Non è cambiato il rapporto tra sanzioni amministrative e penali; certo, si potrà dire – a ragione – che la legge delega 23/2014 grandi spazi di manovra non ne dava; così, al di là delle buone intenzioni del legislatore, lo spazio di “specialità” tracciato dal citato articolo 19 continuerà ad essere assai angusto, complici diverse pronunce della Corte di Cassazione, che hanno ritenuto, ad esempio in materia di omesso versamento di ritenute, applicabili sia le une che le altre sanzioni (vedasi Cass.

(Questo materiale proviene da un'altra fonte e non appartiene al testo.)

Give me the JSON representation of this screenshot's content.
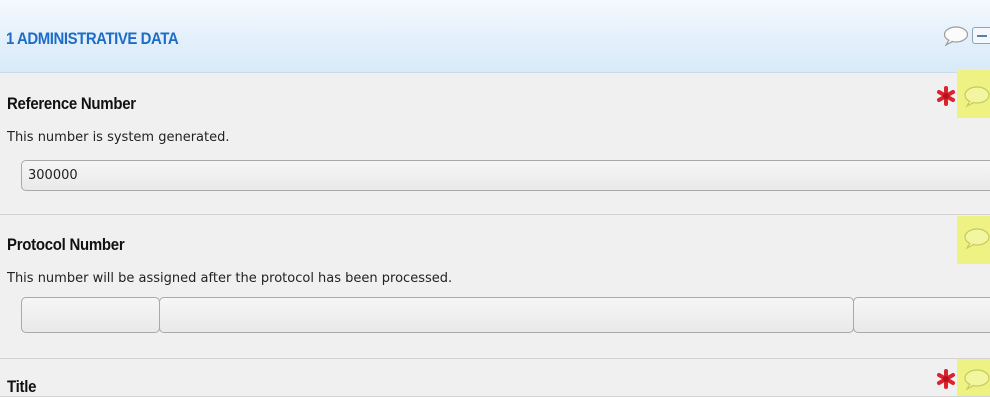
{
  "header": {
    "title": "1 ADMINISTRATIVE DATA",
    "comment_icon": "speech-bubble-icon",
    "collapse_icon": "collapse-minus-icon"
  },
  "fields": {
    "reference": {
      "label": "Reference Number",
      "help": "This number is system generated.",
      "value": "300000",
      "required": true
    },
    "protocol": {
      "label": "Protocol Number",
      "help": "This number will be assigned after the protocol has been processed.",
      "values": [
        "",
        "",
        ""
      ],
      "required": false
    },
    "title": {
      "label": "Title",
      "required": true
    }
  },
  "colors": {
    "header_text": "#1e6cc7",
    "required_icon": "#d9232f",
    "comment_highlight": "#eef283",
    "section_bg": "#f0f0f0"
  }
}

SSUU 37425/2015; la medesima soluzione è stata peraltro adottata con riguardo all’Imposta sul Valore Aggiunto, cfr. Cass. SSUU 37424/2015).

Nemmeno è cambiato il rapporto tra processo tributario, chiamato a dirimere la debenza o meno delle sanzioni tributarie, e processo penale, volto a stabilire la sussistenza o meno di una responsabilità penale: l’uno e l’altro continuano a percorrere strade parallele, salvo negli “scambi” in corrispondenza delle “stazioni” che la legge ha di volta in volta introdotto, e che continuano e continueranno a porre problemi di non facile soluzione sotto ogni profilo.

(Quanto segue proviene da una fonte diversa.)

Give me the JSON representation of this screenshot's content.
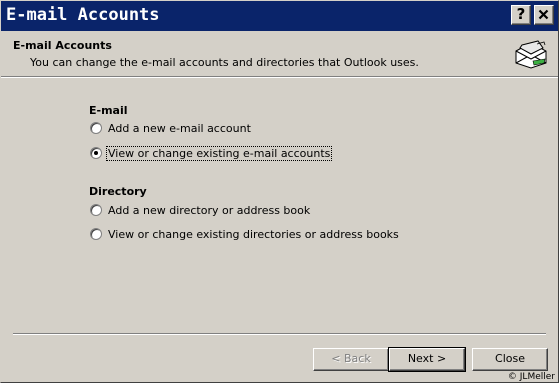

Tra questi, si segnala l’anomalia del patteggiamento.

Il legislatore all’articolo 444 c.p.p. consente il patteggiamento, delineandolo come un istituto premiale. Si può patteggiare il reato penal-tributario? Certo che sì, ma a una condizione, ovvero che si sia previamente risarcito l’erario: questo sta scritto nel secondo comma del nuovo articolo 13-bis del D.Lgs. 74/2000; nuovo, ma sul punto “vecchio”, ove si consideri che analoga previsione era contemplata nel pregresso articolo 13 comma 2-bis dello stesso decreto, novellato dal DL 138/2011. Una previsione che ha sollevato non pochi dubbi di legittimità costituzionale, sopiti da Consulta 28 maggio 2015 n. 95, come rammentato dall’Ufficio del Massimario della Suprema Corte di Cassazione nel documento III/5/2015 del 28 ottobre 2015.

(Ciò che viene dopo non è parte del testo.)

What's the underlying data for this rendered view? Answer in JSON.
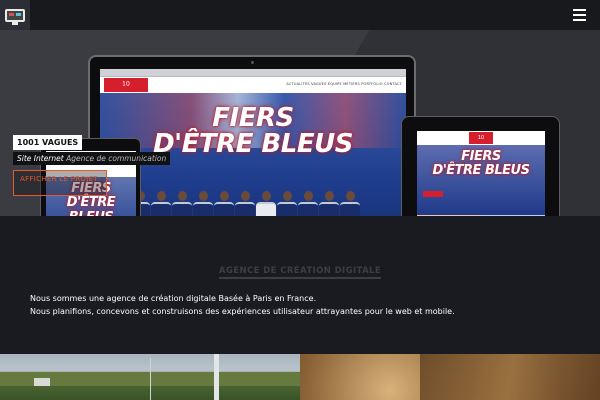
{
  "header": {
    "logo_icon": "monitor-logo-icon",
    "menu_icon": "hamburger-menu-icon"
  },
  "hero": {
    "client_tag": "1001 VAGUES",
    "project_type": "Site Internet",
    "project_agency": "Agence de communication",
    "cta_label": "AFFICHER LE PROJET",
    "mockup": {
      "site_logo": "10",
      "site_nav": "ACTUALITÉS  VAGUES  ÉQUIPE  MÉTIERS  PORTFOLIO  CONTACT",
      "headline_1": "FIERS",
      "headline_2": "D'ÊTRE BLEUS"
    }
  },
  "section": {
    "title": "AGENCE DE CRÉATION DIGITALE",
    "paragraph_line_1": "Nous sommes une agence de création digitale Basée à Paris en France.",
    "paragraph_line_2": "Nous planifions, concevons et construisons des expériences utilisateur attrayantes pour le web et mobile."
  },
  "colors": {
    "accent": "#e8572a",
    "brand_red": "#d61f2c",
    "background": "#1a1b20"
  }
}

Per la verità, qualcosa di nuovo c’è, ed è nascosto nelle pieghe del nuovo articolo 12-bis, rubricato “confisca”, disposizione che raccoglie le ceneri del pregresso articolo 1 comma 143 della legge finanziaria 2008 (n. 244/2007). Nel detto comma 2 sta scritto che “la confisca non opera per la parte che il contribuente si impegna a versare all’erario anche in presenza di sequestro. Nel caso di mancato versamento la confisca è sempre disposta”; questa previsione è volta a inibire al Pubblico Ministero il sequestro quando, conclusa l’indagine, egli ravvisi i presupposti per la richiesta di rinvio a giudizio, laddove il contribuente manifesti un “impegno” (difficile dire in che forma, ma una forma sarà ben necessaria) a ristorare l’Erario del danno arrecato.

Si tratta di una previsione importante, diremmo fondamentale: fino alla entrata in vigore della novella, il contribuente se voleva patteggiare doveva pagare, ma il sequestro di fatto inibiva il pagamento; oggi, il blocco sul sequestro favorisce il patteggiamento.

Senonché, se il contribuente patteggia ha quasi “perso” il processo tributario: perché la Suprema Corte, Quinta Sezione Tributaria, in più e più occasioni ha detto che il giudice tributario ben può discostarsi dalla sentenza di condanna patteggiata, ma se lo fa deve motivare adeguatamente il suo agire (Cass. 24587/2010; 3293/2009). Allora, la “spinta” al patteggiamento si allenta.